Em causa está o pagamento das pensões de alimentos definidas pelo Tribunal de São Paulo.
António da Silva Rodrigues, comendador
António da Silva Rodrigues, comendador
Foto: Direitos Reservados
10 jul 2019 • 01:30
Manuel Jorge Bento
O comendador António da Silva Rodrigues, patrão da Simoldes e um dos homens mais ricos de Portugal, e o empresário Miguel Júdice arriscam a prisão civil no Brasil caso não paguem as pensões de alimentos aos filhos, no âmbito de processos de paternidade resultantes de relações que tiveram com mulheres brasileiras.

O Tribunal de São Paulo determinou que o dono do grupo Simoldes, de Oliveira de Azeméis, tem de pagar três das prestações em atraso, após ter sido reconhecido como pai de Álvaro, de dez anos, apesar de não ter realizado os testes de ADN solicitados pelas justiças portuguesa e brasileira.

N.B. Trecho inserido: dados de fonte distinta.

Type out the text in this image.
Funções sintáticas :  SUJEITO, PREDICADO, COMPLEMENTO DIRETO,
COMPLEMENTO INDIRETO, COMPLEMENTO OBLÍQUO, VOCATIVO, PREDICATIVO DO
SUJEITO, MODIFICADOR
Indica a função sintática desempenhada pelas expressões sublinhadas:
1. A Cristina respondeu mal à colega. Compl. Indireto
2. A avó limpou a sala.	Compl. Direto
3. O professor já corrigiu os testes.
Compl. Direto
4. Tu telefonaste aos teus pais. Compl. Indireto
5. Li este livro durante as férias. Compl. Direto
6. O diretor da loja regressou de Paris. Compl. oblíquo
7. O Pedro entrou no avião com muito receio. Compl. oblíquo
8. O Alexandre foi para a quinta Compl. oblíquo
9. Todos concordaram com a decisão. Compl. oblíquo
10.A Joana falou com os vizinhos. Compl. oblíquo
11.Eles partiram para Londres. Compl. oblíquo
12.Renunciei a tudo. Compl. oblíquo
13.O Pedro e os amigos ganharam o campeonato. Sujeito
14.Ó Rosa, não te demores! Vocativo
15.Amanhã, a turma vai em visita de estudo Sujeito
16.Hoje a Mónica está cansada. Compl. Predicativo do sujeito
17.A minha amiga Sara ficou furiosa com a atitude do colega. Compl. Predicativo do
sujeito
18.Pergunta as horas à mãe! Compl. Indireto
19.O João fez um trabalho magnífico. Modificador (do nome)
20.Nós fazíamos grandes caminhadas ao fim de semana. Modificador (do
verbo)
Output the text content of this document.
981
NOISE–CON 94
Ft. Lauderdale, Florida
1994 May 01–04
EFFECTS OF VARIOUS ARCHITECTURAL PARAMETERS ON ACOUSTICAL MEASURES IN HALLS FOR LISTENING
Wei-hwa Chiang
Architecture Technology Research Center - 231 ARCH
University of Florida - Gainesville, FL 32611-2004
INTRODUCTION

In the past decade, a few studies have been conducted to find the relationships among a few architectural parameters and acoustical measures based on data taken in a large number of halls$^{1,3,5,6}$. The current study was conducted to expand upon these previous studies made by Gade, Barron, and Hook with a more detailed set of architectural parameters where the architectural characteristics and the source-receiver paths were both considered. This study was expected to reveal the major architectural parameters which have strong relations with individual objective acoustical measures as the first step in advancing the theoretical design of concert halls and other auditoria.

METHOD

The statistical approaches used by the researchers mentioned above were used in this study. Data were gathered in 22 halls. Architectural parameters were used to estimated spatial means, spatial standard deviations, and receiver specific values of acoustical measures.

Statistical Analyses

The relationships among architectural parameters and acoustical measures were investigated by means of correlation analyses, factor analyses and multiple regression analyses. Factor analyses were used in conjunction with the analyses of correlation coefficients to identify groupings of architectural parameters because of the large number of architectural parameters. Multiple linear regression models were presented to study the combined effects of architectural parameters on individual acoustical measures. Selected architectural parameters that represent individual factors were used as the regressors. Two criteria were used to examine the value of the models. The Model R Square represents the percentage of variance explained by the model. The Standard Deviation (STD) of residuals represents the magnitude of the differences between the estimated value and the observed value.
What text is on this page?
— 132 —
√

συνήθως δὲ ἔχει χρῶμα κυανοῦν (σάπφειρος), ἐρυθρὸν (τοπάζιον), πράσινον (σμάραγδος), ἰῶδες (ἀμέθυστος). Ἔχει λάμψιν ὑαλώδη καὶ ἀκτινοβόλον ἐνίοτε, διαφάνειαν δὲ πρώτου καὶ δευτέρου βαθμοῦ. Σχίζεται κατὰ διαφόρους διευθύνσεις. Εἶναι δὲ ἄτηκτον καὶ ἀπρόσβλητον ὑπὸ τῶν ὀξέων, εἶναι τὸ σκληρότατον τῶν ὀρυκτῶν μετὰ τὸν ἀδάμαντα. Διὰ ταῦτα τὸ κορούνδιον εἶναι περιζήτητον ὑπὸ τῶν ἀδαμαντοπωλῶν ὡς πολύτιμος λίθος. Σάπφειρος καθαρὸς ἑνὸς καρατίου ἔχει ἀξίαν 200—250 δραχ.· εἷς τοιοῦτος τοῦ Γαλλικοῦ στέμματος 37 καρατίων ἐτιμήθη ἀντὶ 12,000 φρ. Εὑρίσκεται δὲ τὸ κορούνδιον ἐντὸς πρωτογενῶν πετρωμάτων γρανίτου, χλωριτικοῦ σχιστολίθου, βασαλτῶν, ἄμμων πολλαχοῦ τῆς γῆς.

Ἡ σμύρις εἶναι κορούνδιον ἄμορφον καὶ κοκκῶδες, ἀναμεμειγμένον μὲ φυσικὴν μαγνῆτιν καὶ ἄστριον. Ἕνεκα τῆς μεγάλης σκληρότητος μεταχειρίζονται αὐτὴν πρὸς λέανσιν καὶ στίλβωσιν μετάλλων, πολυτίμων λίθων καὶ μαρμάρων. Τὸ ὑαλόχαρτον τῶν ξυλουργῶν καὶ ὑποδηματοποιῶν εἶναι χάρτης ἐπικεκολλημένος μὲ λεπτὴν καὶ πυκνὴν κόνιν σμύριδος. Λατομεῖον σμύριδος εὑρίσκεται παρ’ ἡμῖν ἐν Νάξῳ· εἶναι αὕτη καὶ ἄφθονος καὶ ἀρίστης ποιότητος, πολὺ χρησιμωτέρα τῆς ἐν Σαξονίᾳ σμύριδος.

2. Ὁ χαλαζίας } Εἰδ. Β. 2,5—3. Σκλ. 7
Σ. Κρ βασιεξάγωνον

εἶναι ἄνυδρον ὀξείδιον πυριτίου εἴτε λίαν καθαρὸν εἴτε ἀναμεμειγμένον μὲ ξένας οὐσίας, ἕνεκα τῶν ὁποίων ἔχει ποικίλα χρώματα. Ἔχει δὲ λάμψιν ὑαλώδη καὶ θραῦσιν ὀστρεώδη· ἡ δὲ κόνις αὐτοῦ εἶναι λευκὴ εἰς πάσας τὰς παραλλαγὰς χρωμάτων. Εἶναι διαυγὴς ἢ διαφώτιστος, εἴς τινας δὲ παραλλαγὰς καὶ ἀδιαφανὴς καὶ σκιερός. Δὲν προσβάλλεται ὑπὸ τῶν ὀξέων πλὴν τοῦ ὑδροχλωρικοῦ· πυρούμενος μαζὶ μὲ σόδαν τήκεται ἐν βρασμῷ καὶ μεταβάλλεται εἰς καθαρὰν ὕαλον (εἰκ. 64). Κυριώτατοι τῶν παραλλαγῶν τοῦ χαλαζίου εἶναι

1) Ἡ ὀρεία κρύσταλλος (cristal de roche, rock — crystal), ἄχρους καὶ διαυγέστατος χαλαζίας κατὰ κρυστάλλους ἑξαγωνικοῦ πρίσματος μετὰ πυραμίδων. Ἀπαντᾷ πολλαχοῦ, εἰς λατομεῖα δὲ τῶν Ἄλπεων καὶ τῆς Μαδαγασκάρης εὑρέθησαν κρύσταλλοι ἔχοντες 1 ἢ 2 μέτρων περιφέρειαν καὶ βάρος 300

Contactada pelo CM, Amanda Carvalho refere apenas que "chegou ao fim esta batalha, falta agora que a decisão seja cumprida".

Já a Miguel Júdice foi decretada, a 18 de junho, a prisão civil "pelo prazo de um mês ou até o pagamento do débito alimentar", devido à filha, Maria Valentina, de nove anos.

A pensão mensal ultrapassa os 1500 euros e, diz a advogada Regina Manssur, "o valor total em dívida é de 400 mil reais, cerca de 100 mil euros". Andreia Vieira, antiga namorada do administrador da Quinta das Lágrimas, em Coimbra, diz ao CM que quer "apenas que se cumpra a determinação da Justiça nesta luta pelos direitos da menina".

"Ainda acredito que haja acordo", afirmou a advogada.